February 14 isn't just Valentine's Day, but it's also National Donor Day, which aims to raise awareness of the lifesaving benefits of organ, eye and tissue donation.

Experts said it's also a good time to discuss being an organ donor with your family. For 48-year-old Christy Hamilton, who suffers from cystic fibrosis, an organ donation saved her life three times. She is proof that living donors can make all the difference when it comes to transplant success.

Hamilton's parents knew something was wrong when she was a toddler, but it wasn't until she was nearly four years old that doctors told her parents she had cystic fibrosis.

They were devastated by the diagnosis. Her mother, Gail Hubbard, was left wondering how long her daughter had left. "They told us at the time that the average age for a child with cystic fibrosis was 16. Well, are we looking at...are we going to lose her," said Hubbard.

That was more than 40 years ago. Hamilton went on to be a cheerleader, graduate high school, become a nurse and even a mom at age 25. But, three years later, a bacterial infection in her lungs changed everything. By age 31, she needed a lung transplant.

After learning deceased donor lungs were not a good option, Hamilton's mother and uncle, Joel Walker, stepped up to donate a portion of their lungs to save Hamilton, who was fading fast.

"My mom and uncle were a match and what they ended up doing was removing both of my lungs and just replacing them with two lobes..my mom's left lower lobe and my uncles right lower lobe," Hamilton explained.

Duke doctors performed the risky procedure with tremendous success. "Fifty-five percent of people live five years out. Thirty percent of people live 10 years out and I'm 17. He thinks I got the closer match with my relatives" Hamilton said.

Unfortunately, the past 17 years have not been without challenges. Anti-rejection drugs have put a strain on Hamilton's kidneys leaving her in need of yet another transplant. Her mother stepped in again donating a kidney that would last 10 years. More recently, when Christy needed another kidney, Don Riddle, a family friend who was impressed by Hamilton's story, agreed to donate one of his.

"I'm just glad to be able to help her spend some more years with her daughter and her husband," Riddle said.
Riddle was added to the list of living donors giving the gift of life and time. Dr. Matt Ellis, medical director of the kidney transplant program at Duke, said we need more people like Gail, Joel and Don.

"The living donation is particularly impactful because the average wait time for a kidney transplant from a deceased donor is five years," Ellis said. That means five more years of advanced kidney disfunction, dialysis and maybe even shorter life expectancy for the patient.

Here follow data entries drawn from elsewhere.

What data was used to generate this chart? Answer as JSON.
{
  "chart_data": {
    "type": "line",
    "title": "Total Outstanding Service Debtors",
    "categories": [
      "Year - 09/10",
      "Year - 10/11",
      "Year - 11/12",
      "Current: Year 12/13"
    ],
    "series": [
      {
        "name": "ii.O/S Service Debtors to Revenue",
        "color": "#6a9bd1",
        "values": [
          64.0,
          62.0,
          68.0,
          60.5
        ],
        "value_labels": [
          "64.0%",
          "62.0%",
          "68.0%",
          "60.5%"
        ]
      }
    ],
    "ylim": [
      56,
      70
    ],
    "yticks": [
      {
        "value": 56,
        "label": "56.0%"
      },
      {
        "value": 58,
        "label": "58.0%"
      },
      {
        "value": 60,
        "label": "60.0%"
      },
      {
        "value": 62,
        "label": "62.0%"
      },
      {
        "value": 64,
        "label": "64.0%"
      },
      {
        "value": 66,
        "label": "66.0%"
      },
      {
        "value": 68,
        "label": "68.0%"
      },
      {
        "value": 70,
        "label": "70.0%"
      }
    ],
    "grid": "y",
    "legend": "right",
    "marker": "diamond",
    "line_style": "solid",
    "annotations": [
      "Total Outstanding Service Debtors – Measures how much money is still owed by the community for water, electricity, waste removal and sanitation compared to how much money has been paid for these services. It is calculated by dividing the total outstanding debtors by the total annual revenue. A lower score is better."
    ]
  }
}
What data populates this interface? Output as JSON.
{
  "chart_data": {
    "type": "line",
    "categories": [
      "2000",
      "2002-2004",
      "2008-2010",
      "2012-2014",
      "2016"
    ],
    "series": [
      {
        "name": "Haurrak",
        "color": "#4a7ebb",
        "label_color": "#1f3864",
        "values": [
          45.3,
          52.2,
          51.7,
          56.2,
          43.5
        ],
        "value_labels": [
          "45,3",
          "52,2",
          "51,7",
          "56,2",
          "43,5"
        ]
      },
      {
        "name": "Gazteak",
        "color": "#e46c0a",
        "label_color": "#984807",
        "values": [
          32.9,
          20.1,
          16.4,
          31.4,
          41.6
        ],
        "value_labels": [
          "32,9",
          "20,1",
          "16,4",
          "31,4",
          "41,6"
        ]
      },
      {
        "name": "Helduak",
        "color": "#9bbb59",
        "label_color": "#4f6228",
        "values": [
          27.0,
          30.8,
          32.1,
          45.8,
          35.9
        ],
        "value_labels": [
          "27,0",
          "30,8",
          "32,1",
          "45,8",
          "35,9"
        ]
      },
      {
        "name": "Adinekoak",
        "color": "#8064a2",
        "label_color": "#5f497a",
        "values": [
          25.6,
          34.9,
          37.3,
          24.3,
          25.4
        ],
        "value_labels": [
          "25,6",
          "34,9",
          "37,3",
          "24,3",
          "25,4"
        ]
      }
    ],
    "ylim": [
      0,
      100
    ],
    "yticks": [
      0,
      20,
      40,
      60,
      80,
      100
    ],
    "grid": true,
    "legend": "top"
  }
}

"If you have a living donor in the mix, instead of waiting five years, you can be transplanted next month. You schedule whenever the donor and recipient can, so you short circuit that waiting time" Ellis said.

Hamilton has been able to see her daughter, who's now 23, grow into a young woman. She looked on with pride at her high school and college graduations.

She hopes to one day attend her wedding. "Just being able to be her mom and watch her grow up has been amazing."

Hamilton said she wants others to feel that same joy and she continues to spread the word about being a donor like her three heroes. "If someone is in need of an organ or they're going to die...what a legacy to leave behind," Hamilton said.

There are currently about 113,000 people waiting for organs in the United States and about 20 die each day.

There will be free workshops on living donation sponsored by the National Kidney Foundation in Durham on May 5 at the Duke University Nursing School and in Raleigh on June 9 at Rex Hospital.